Это был ее новый дом. Она была женой владельца этого блистательного корабля. Она не позволит себе плакать только потому, что боится, что у него возобновились сожаления о браке. Или потому, что он избегает ее при обстоятельствах, которые глубоко его беспокоят. Сэмьюэл проявил себя достойным доверия. И Леда высоко держала голову, оглядывая корабль с улыбкой и была искренне, глубоко горда и счастлива чувствовать себя миссис Сэмьюэл Джерард в этот момент.

Леда увидела мистера Видала у подножья ступенек и подобрала юбки, чтобы следовать за ним. Но он был уже на полпути к ней во главе целой колонны женщин и мужчин, которые поднимались толпой и теснились на палубе и возле главной каюты.

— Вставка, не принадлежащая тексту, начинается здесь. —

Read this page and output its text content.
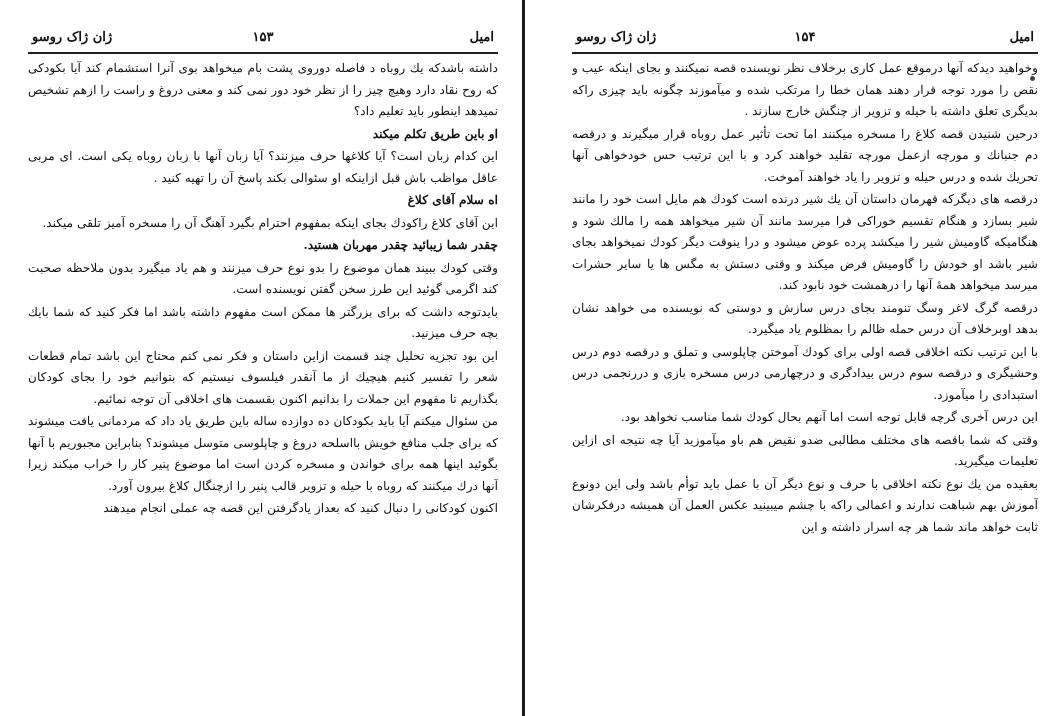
امیل
۱۵۳
ژان ژاک روسو

داشته باشدکه یك روباه د فاصله دوروی پشت بام میخواهد بوی آنرا استشمام کند آیا بکودکی که روح نقاد دارد وهیچ چیز را از نظر خود دور نمی کند و معنی دروغ و راست را ازهم تشخیص نمیدهد اینطور باید تعلیم داد؟

او باین طریق تکلم میکند

این کدام زبان است؟ آیا کلاغها حرف میزنند؟ آیا زبان آنها با زبان روباه یکی است. ای مربی عاقل مواظب باش قبل ازاینکه او سئوالی بکند پاسخ آن را تهیه کنید .

اه سلام آقای کلاغ

این آقای کلاغ راکودك بجای اینکه بمفهوم احترام بگیرد آهنگ آن را مسخره آمیز تلقی میکند.

چقدر شما زیبائید چقدر مهربان هستید.

وقتی کودك ببیند همان موضوع را بدو نوع حرف میزنند و هم یاد میگیرد بدون ملاحظه صحبت کند اگرمی گوئید این طرز سخن گفتن نویسنده است.

بایدتوجه داشت که برای بزرگتر ها ممکن است مفهوم داشته باشد اما فکر کنید که شما بایك بچه حرف میزنید.

این بود تجزیه تحلیل چند قسمت ازاین داستان و فکر نمی کنم محتاج این باشد تمام قطعات شعر را تفسیر کنیم هیچیك از ما آنقدر فیلسوف نیستیم که بتوانیم خود را بجای کودکان بگذاریم تا مفهوم این جملات را بدانیم اکنون بقسمت های اخلاقی آن توجه نمائیم.

من سئوال میکنم آیا باید بکودکان ده دوازده ساله باین طریق یاد داد که مردمانی یافت میشوند که برای جلب منافع خویش بااسلحه دروغ و چاپلوسی متوسل میشوند؟ بنابراین مجبوریم با آنها بگوئید اینها همه برای خواندن و مسخره کردن است اما موضوع پنیر کار را خراب میکند زیرا آنها درك میکنند که روباه با حیله و تزویر قالب پنیر را ازچنگال کلاغ بیرون آورد.

اکنون کودکانی را دنبال کنید که بعداز یادگرفتن این قصه چه عملی انجام میدهند

امیل
۱۵۴
ژان ژاک روسو

وخواهید دیدکه آنها درموقع عمل کاری برخلاف نظر نویسنده قصه نمیکنند و بجای اینکه عیب و نقص را مورد توجه قرار دهند همان خطا را مرتکب شده و میآموزند چگونه باید چیزی راکه بدیگری تعلق داشته با حیله و تزویر از چنگش خارج سازند .

درحین شنیدن قصه کلاغ را مسخره میکنند اما تحت تأثیر عمل روباه قرار میگیرند و درقصه دم جنبانك و مورچه ازعمل مورچه تقلید خواهند کرد و با این ترتیب حس خودخواهی آنها تحریك شده و درس حیله و تزویر را یاد خواهند آموخت.

درقصه های دیگرکه قهرمان داستان آن یك شیر درنده است کودك هم مایل است خود را مانند شیر بسازد و هنگام تقسیم خوراکی فرا میرسد مانند آن شیر میخواهد همه را مالك شود و هنگامیکه گاومیش شیر را میکشد پرده عوض میشود و درا ینوقت دیگر کودك نمیخواهد بجای شیر باشد او خودش را گاومیش فرض میکند و وقتی دستش به مگس ها یا سایر حشرات میرسد میخواهد همهٔ آنها را درهمشت خود نابود کند.

درقصه گرگ لاغر وسگ تنومند بجای درس سازش و دوستی که نویسنده می خواهد نشان بدهد اوبرخلاف آن درس حمله ظالم را بمظلوم یاد میگیرد.

با این ترتیب نکته اخلاقی قصه اولی برای کودك آموختن چاپلوسی و تملق و درقصه دوم درس وحشیگری و درقصه سوم درس بیدادگری و درچهارمی درس مسخره بازی و دررنجمی درس استبدادی را میآموزد.

این درس آخری گرچه قابل توجه است اما آنهم بحال کودك شما مناسب نخواهد بود.

وقتی که شما باقصه های مختلف مطالبی ضدو نقیض هم باو میآموزید آیا چه نتیجه ای ازاین تعلیمات میگیرید.

بعقیده من یك نوع نکته اخلاقی با حرف و نوع دیگر آن با عمل باید توأم باشد ولی این دونوع آموزش بهم شباهت ندارند و اعمالی راکه با چشم میبینید عکس العمل آن همیشه درفکرشان ثابت خواهد ماند شما هر چه اسرار داشته و این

— Алоха! — венок из цветов был одет ей через голову и повис на плечах.

— Алоха! Добро пожаловать на Гавайи, миссис Джерард! — и другой венок повис у нее на шее. Их было много. Незнакомые ей люди называли по имени, подносили цветы, жали руку, называя свои имена, стараясь перекрыть шум, смеялись. Тропические цветы незнакомых форм и запахов ложились на ее плечи, до самого воротника и подбородка. Смеющаяся дама, совсем не старая, но достаточно солидная, приколола цветы к шляпе Леды, а бородатый молодой джентльмен вложил в ее руки букет красных гвоздик.